A questo trend con prospettive promettenti, si associa l'aumento, ben più sostanziale, dell’e-commerce derivante dai tradizionali pc, penalizzato, in Italia, dalla più contenuta presenza di pc connessi a internet e di connessioni a banda larga rispetto ad altri Paesi Concorrenti.

In testa alla classifica dei settori più dinamici dell'e-commerce italiano troviamo nel 2011 abbigliamento (+40% del fatturato), libri (35%), informatica ed elettronica di consumo (25%), viaggi e bigliettazione (14%).

A contribuire in maniera sostanziale al successo dell’e-commerce sono certamente i prezzi competitivi degli store online, il servizio attivo h24, il miglioramento della funzionalità e offerte sempre più ricche.

Non possiamo dimenticare due volani di crescita nel nostro Paese: l’affermazione del couponing e dei siti che li propongono, come Groupon, e lo sbarco di Amazon.it, che ha saputo scalare nel giro di pochi mesi dal lancio la classifica dei siti italiani di ecommerce Nielsen Netrating, e che si contende il primato con Media World (a luglio era in testa il primo, a giugno il secondo), con oltre 2 milioni di visitatori unici al mese.
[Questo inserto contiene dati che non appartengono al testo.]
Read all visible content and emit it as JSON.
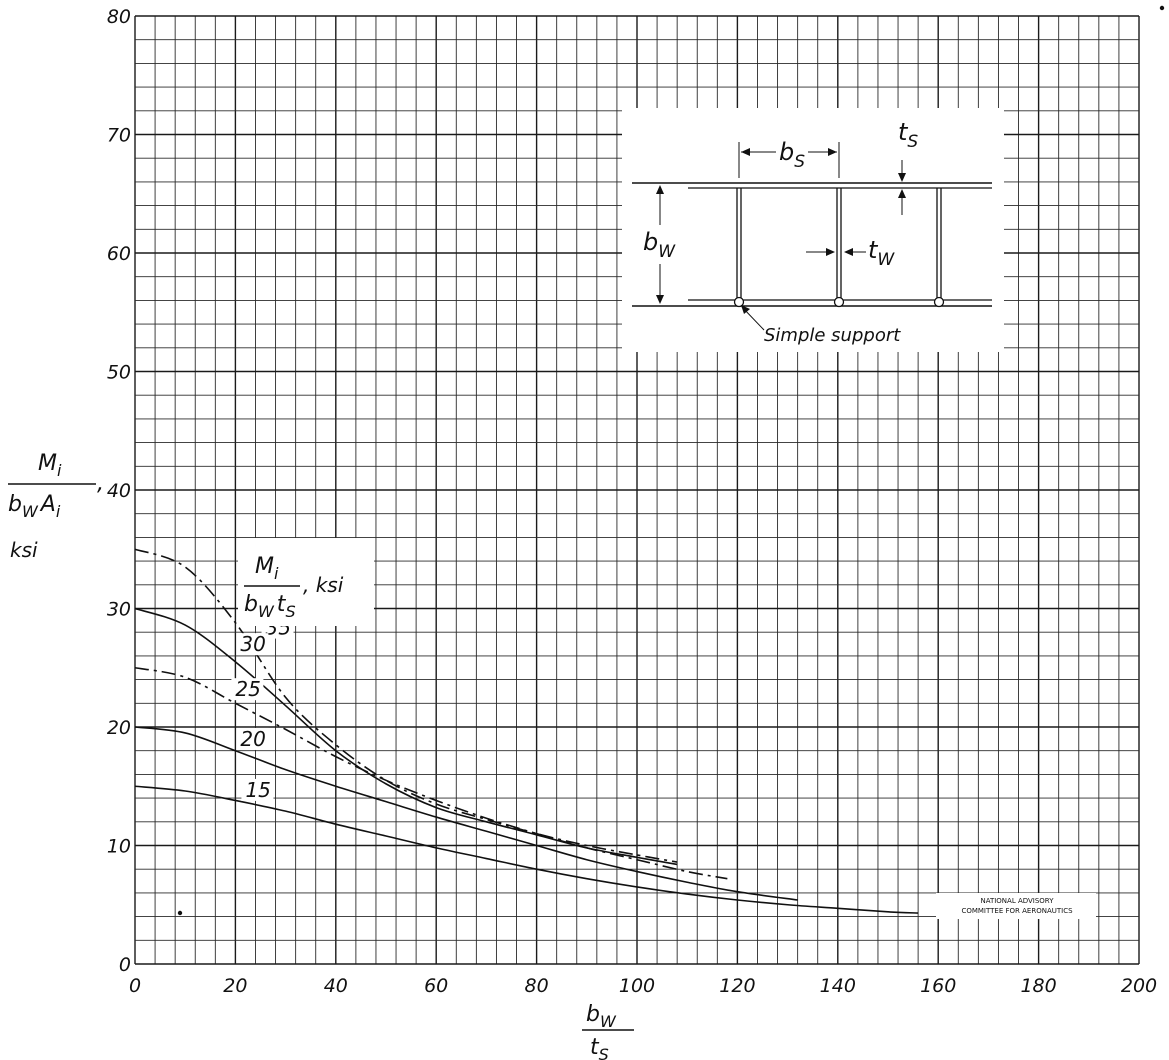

Amazon più che erodere quote di mercato ai competitors ha vuto il merito di aver ampliato la torta dell’e-commerce italiano.

“Le novità di quest’anno
- spiega Alessandro Perego responsabile dell’osservatorio B2C - hanno portato un forte aumento di visibilità per il mondo del commercio elettronico di cui hanno beneficiato tutti i maggiori competitor. Il numero delle persone disposte ad acquistare online è sicuramente aumentato in modo consistente negli ultimi 12 mesi".

“Pur in crescita - osserva il presidente di Netcomm Roberto Liscia - l’e-commerce italiano corrisponde a un quinto di quello francese, a un decimo di quello inglese. È un mercato ancora allo stadio infantile, in cui ogni nuovo giocatore che entra in campo aumenta l’offerta, e con ciò fa aumentare anche la domanda".
 
Casi di successo nell'e-commerce italiano spiccano nel mondo dell'editoria, elettronica e di recente anche nel settore moda, che ha trovato in Yoox un leader indiscusso. Federico Marchetti AD di Yoox conferma che la crescita nel primo semestre del 2011 è stata del +36% co ricavi pari a 131,2 milioni di euro.

E l’interesse verso il web si sta spostando dalle grandi alle piccole imprese: in migliaia le PMI italiane hanno aderito a "La mia impresa online" iniziativa messa in campo da Google, Seat, Poste e Register.it, offrendo ai possessori di partita Iva dominio, sito e piattaforma di e-commerce. Obiettivi analoghi a quelli che hanno spinto Amazon al lancio di un’offerta di sito e piattaforma logistica per la vendita online.